Nicolás Maduro assures Lula that there will be elections in Venezuela after June
The Venezuelan president held a meeting with his Brazilian counterpart at the CELAC summit, in which he invited Brazil to participate as an observer in the upcoming elections
Nicolás Maduro said at the VIII Summit of the Community of Latin American and Caribbean States (CELAC) that there will be elections during the second half of 2024. The date was established in the Barbados agreements and the commitment to hold them was witnessed by Luiz Inácio Lula da Silva, the Brazilian Presidency reported. The announcement came after the two presidents held a bilateral meeting within the summit. Maduro affirmed that in 2024 there will be “totally reliable and transparent elections” in Venezuela.
According to Venezuelan legislation, it is the National Electoral Council (CNE) that calls elections in Venezuela, and it has not yet taken that step. The ruling party mobilized allied sectors to propose various schedules to hold the elections, and this Friday it delivered a document with 27 possible dates, based on different criteria. The president of the CNE, Elvis Amoroso, acknowledged receipt of the proposals and said that they would begin to analyze them. Electoral specialists have warned that, technically, there needs to be a period of at least six months between the date the elections are called and the day of the vote itself.
“This year Venezuela is holding its 31st election in 25 years. I believe that Venezuela has one of the highest rates of electoral and consultative processes in the electoral history over the last three decades on our continent, and in the world. Whenever it has been necessary, according to the Constitution, elections have been held,” Amoroso said.
The conditions under which the last presidential elections were held in Venezuela in May 2018 — an early date that Maduro himself chose, and which saw a large part of the opposition candidates ruled out of running due to disqualifications and had no qualified international observation missions — led to a win for Chavismo, but undermined the legitimacy of the re-elected government after the decision by several of the world’s democracies not to recognize a process they considered flawed.
Maduro has asked CELAC and also the United Nations — whose Secretary General, Antonio Guterres, was present at the summit — to send their observation missions, despite the fact that days ago he expelled the teams from the office of the United Nations High Commissioner for Human Rights. “Venezuela is preparing for totally reliable and transparent elections, with an electoral system that I would like CELAC to know about and be able to broadcast beyond manipulation, misrepresentation, and lies,” he said.
In CELAC, Maduro has found a space to return to international dialogue, after several years of isolation due to the country’s authoritarian drift.

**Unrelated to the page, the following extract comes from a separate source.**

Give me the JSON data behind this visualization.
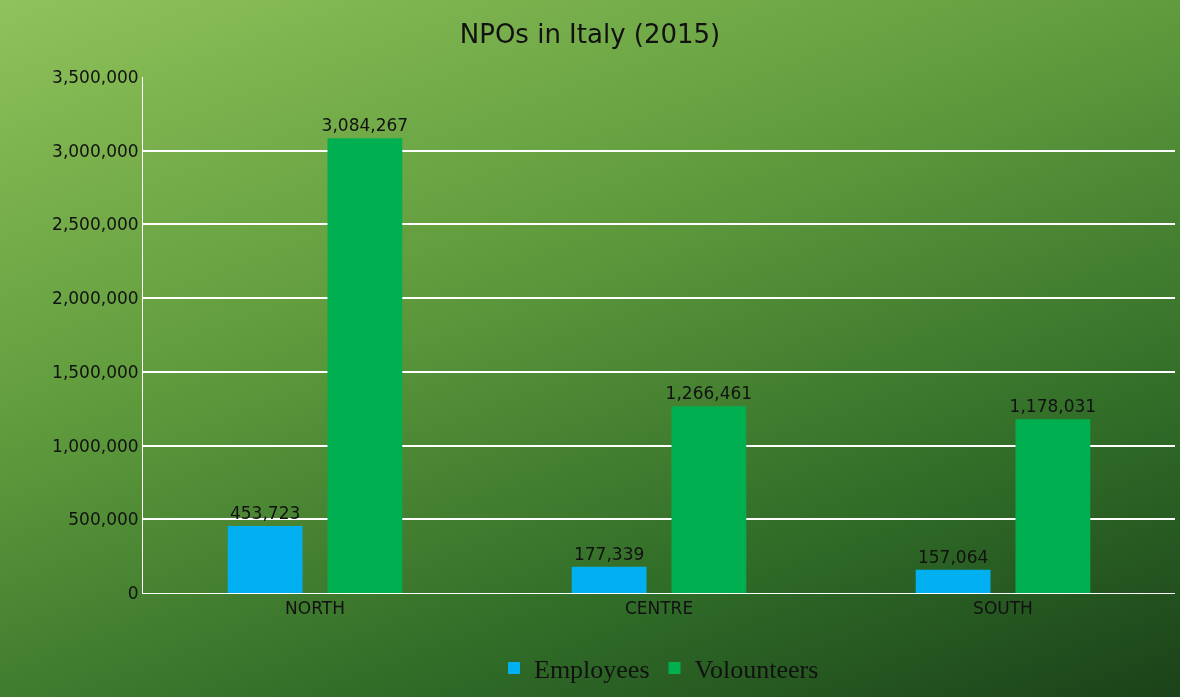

And Lula Da Silva has been a mediator in the latest diplomatic spat between Venezuela and its neighbor Guyana over the Essequibo region.
The pair met in December in Saint Vincent and the Grenadines — headquarters of the pro tempore presidency of CELAC — to de-escalate a conflict that had been created after a referendum in Venezuela was held to approve the annexation of the disputed territory. There, Venezuela and Guyana agreed not to threaten each other or use force to resolve the dispute, although days later there were mobilizations of troops and military equipment along the border.
The exchange of prisoners with the United States was also completed at the summit as part of the direct negotiations between Caracas and Washington. In the Caribbean island country, Colombian businessman Alex Saab, who was being prosecuted for alleged money laundering stemming from the Venezuelan government’s corruption, was handed over to Venezuela and has now been named an official in Maduro’s cabinet.
The date of the elections has become a critical issue in the latest steps in the negotiations between the Venezuelan government and the opposition. But several agreements prior to the elections have collapsed in recent months, in which Chavismo has increased the persecution of dissidents — with the arrest of activists and political leaders — and has decided to block the candidacy of the main opposition leader, María Corina Machado. The government has resorted to a ruling from the Supreme Court, which has gone beyond constitutional precepts. Chavismo is trying to set up elections in which it cannot lose, although 85% of Venezuelans want a change of government and Maduro has an approval rating of less than 20%.
According to the Brazilian Presidency, the meeting between Lula and Maduro also touched on the issue of Guyana, where the Brazilian president had made a stop before attending the summit. Also discussed were the million-dollar debt that Venezuela has with Brazil, the intensification of trade between the two countries, and the joint fight against illegal mining in the Yanomami indigenous territory, on both sides of the border.